La question du sens profond, absolu du linga et la question sexuelle (qui lui est liée) occupe la plus grande part de la seconde partie du livre, mais là encore ou là surtout, l’interprétation d’Alain Daniélou est souvent fort éloignée de la « vérité » prônée par l’hindouisme, bien que l’hindouisme comme toutes les grandes spiritualités, est lui-même composé de nombreuses écoles, les unes mettant l’accent sur telle ou telle notion comme le linga, l’advaïta (non-dualité) et d’autres, sur la mystique érotique, le karma, l’ahîmsa, etc… Pour ces questions liées au primat de la sexualité ou au culte du linga comme n’étant rien d’autre qu’un symbole phallique (même si le symbole est indéniable), Jean-Louis Gabin, textes à l’appui des lois de Manu, rétablit sa vérité et sans doute une part de la vérité. En particulier, lorsqu’il s’agit des règles de vie du bramacharî, étudiant brahmane, il est indéniable que la morale sexuelle le concernant est des plus strictes : que la cohabitation lui est interdite autant que l’épanchement de semence. Il vit dans l’abstinence le temps de sa formation. Dans L’Erotisme divinisé autant que dans Les Quatre sens de la vie, Alain Daniélou réinterprète selon ses propres passions homosexuelles bien connues, les textes de la tradition dans un sens fallacieux.

Toutefois, l’érudit qu’est Jean-Louis Gabin, s’il est clair et convainquant sur beaucoup de questions, l’est moins à propos du linga voulant n’en faire qu’une symbolique mystique dénoué de toute connotation phallique. En effet, Dionysos n’est pas Shiva, contrairement à ce que tentait de prouver dans son livre (Dionysos et Shiva) Alain Daniélou, mais le linga demeure dans l’hindouisme un immense symbole lié à Shiva et vouloir le réduire à une signification mystique épurée de toute signification sexuelle serait une erreur non moins profonde, qui est de toutes les façons contradictoire avec tant de textes majeurs de l’hindouisme, œuvre des plus grands maîtres.

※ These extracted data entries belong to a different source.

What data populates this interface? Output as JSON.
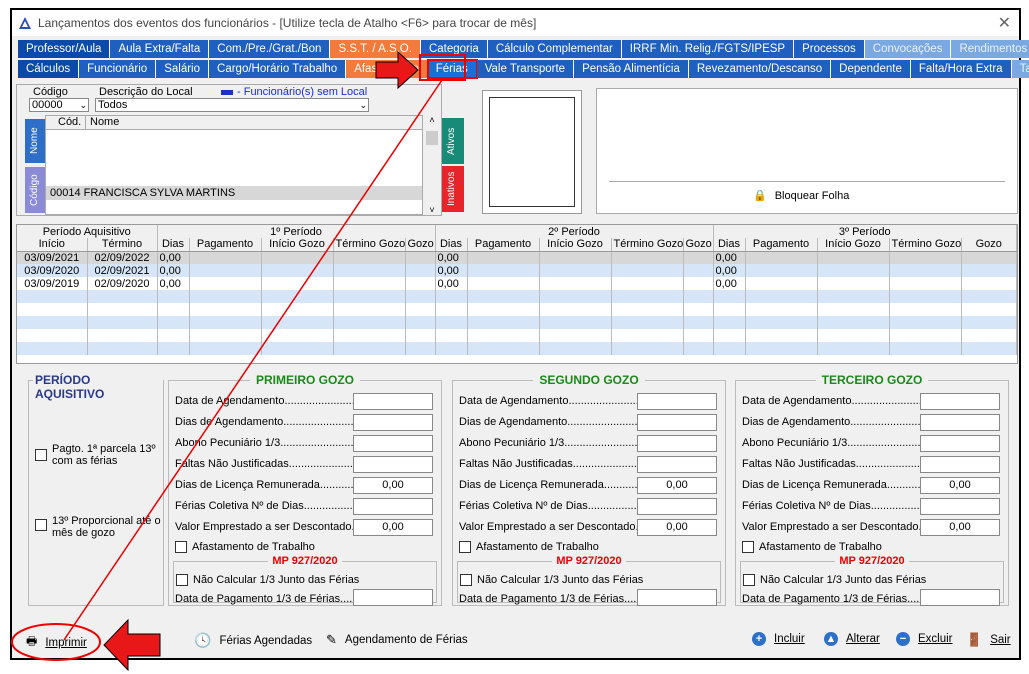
{
  "window": {
    "title": "Lançamentos dos eventos dos funcionários - [Utilize tecla de Atalho <F6> para trocar de mês]"
  },
  "tabs_row1": [
    {
      "label": "Professor/Aula",
      "style": "dark"
    },
    {
      "label": "Aula Extra/Falta",
      "style": "blue"
    },
    {
      "label": "Com./Pre./Grat./Bon",
      "style": "blue"
    },
    {
      "label": "S.S.T. / A.S.O.",
      "style": "orange"
    },
    {
      "label": "Categoria",
      "style": "blue"
    },
    {
      "label": "Cálculo Complementar",
      "style": "blue"
    },
    {
      "label": "IRRF Min. Relig./FGTS/IPESP",
      "style": "blue"
    },
    {
      "label": "Processos",
      "style": "blue"
    },
    {
      "label": "Convocações",
      "style": "light"
    },
    {
      "label": "Rendimentos",
      "style": "light"
    }
  ],
  "tabs_row2": [
    {
      "label": "Cálculos",
      "style": "dark"
    },
    {
      "label": "Funcionário",
      "style": "blue"
    },
    {
      "label": "Salário",
      "style": "blue"
    },
    {
      "label": "Cargo/Horário Trabalho",
      "style": "blue"
    },
    {
      "label": "Afastamento",
      "style": "orange"
    },
    {
      "label": "Férias",
      "style": "active"
    },
    {
      "label": "Vale Transporte",
      "style": "blue"
    },
    {
      "label": "Pensão Alimentícia",
      "style": "blue"
    },
    {
      "label": "Revezamento/Descanso",
      "style": "blue"
    },
    {
      "label": "Dependente",
      "style": "blue"
    },
    {
      "label": "Falta/Hora Extra",
      "style": "blue"
    },
    {
      "label": "Tarefa",
      "style": "light"
    }
  ],
  "selector": {
    "codigo_label": "Código",
    "descricao_label": "Descrição do Local",
    "legend": "- Funcionário(s) sem Local",
    "codigo_value": "00000",
    "descricao_value": "Todos",
    "col_cod": "Cód.",
    "col_nome": "Nome",
    "tab_nome": "Nome",
    "tab_codigo": "Código",
    "tab_ativos": "Ativos",
    "tab_inativos": "Inativos",
    "employee": "00014  FRANCISCA SYLVA MARTINS"
  },
  "bloquear_folha": "Bloquear Folha",
  "grid": {
    "h_periodo_aquisitivo": "Período Aquisitivo",
    "h_p1": "1º Período",
    "h_p2": "2º Período",
    "h_p3": "3º Período",
    "h_inicio": "Início",
    "h_termino": "Término",
    "h_dias": "Dias",
    "h_pagamento": "Pagamento",
    "h_inicio_gozo": "Início Gozo",
    "h_termino_gozo": "Término Gozo",
    "h_gozo": "Gozo",
    "rows": [
      {
        "inicio": "03/09/2021",
        "termino": "02/09/2022",
        "d1": "0,00",
        "d2": "0,00",
        "d3": "0,00"
      },
      {
        "inicio": "03/09/2020",
        "termino": "02/09/2021",
        "d1": "0,00",
        "d2": "0,00",
        "d3": "0,00"
      },
      {
        "inicio": "03/09/2019",
        "termino": "02/09/2020",
        "d1": "0,00",
        "d2": "0,00",
        "d3": "0,00"
      }
    ]
  },
  "periodo": {
    "title": "PERÍODO AQUISITIVO",
    "chk1": "Pagto. 1ª parcela 13º com as férias",
    "chk2": "13º Proporcional até o mês de gozo"
  },
  "gozo_labels": {
    "agendamento": "Data de Agendamento.........................",
    "dias_agendamento": "Dias de Agendamento.........................",
    "abono": "Abono Pecuniário 1/3.........................",
    "faltas": "Faltas Não Justificadas.........................",
    "licenca": "Dias de Licença Remunerada.........................",
    "coletiva": "Férias Coletiva Nº de Dias.........................",
    "emprestado": "Valor Emprestado a ser Descontado..",
    "afastamento": "Afastamento de Trabalho",
    "mp": "MP 927/2020",
    "nao_calcular": "Não Calcular 1/3 Junto das Férias",
    "data_pagamento": "Data de Pagamento 1/3 de Férias.........",
    "zero": "0,00"
  },
  "gozos": [
    {
      "title": "PRIMEIRO GOZO"
    },
    {
      "title": "SEGUNDO GOZO"
    },
    {
      "title": "TERCEIRO GOZO"
    }
  ],
  "footer": {
    "imprimir": "Imprimir",
    "ferias_agendadas": "Férias Agendadas",
    "agendamento_ferias": "Agendamento de Férias",
    "incluir": "Incluir",
    "alterar": "Alterar",
    "excluir": "Excluir",
    "sair": "Sair"
  },
  "colors": {
    "tab_blue": "#1f5fc0",
    "tab_orange": "#f27a3a",
    "gozo_title": "#1a8a1a",
    "mp_red": "#e00000",
    "annotation_red": "#e00000"
  }
}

Il n’en demeure pas moins, là encore, que Jean-Louis Gabin propose aujourd’hui ce qui est sans doute la meilleure étude critique des thèses d’Alain Daniélou et qu’il nous permet dans le même temps de découvrir l’un des grands Swâmî de l’époque contemporaine, Swâmî Karpâtrî.

1. Editions du Cerf, L’histoire à vif, 585 pages, 45 €.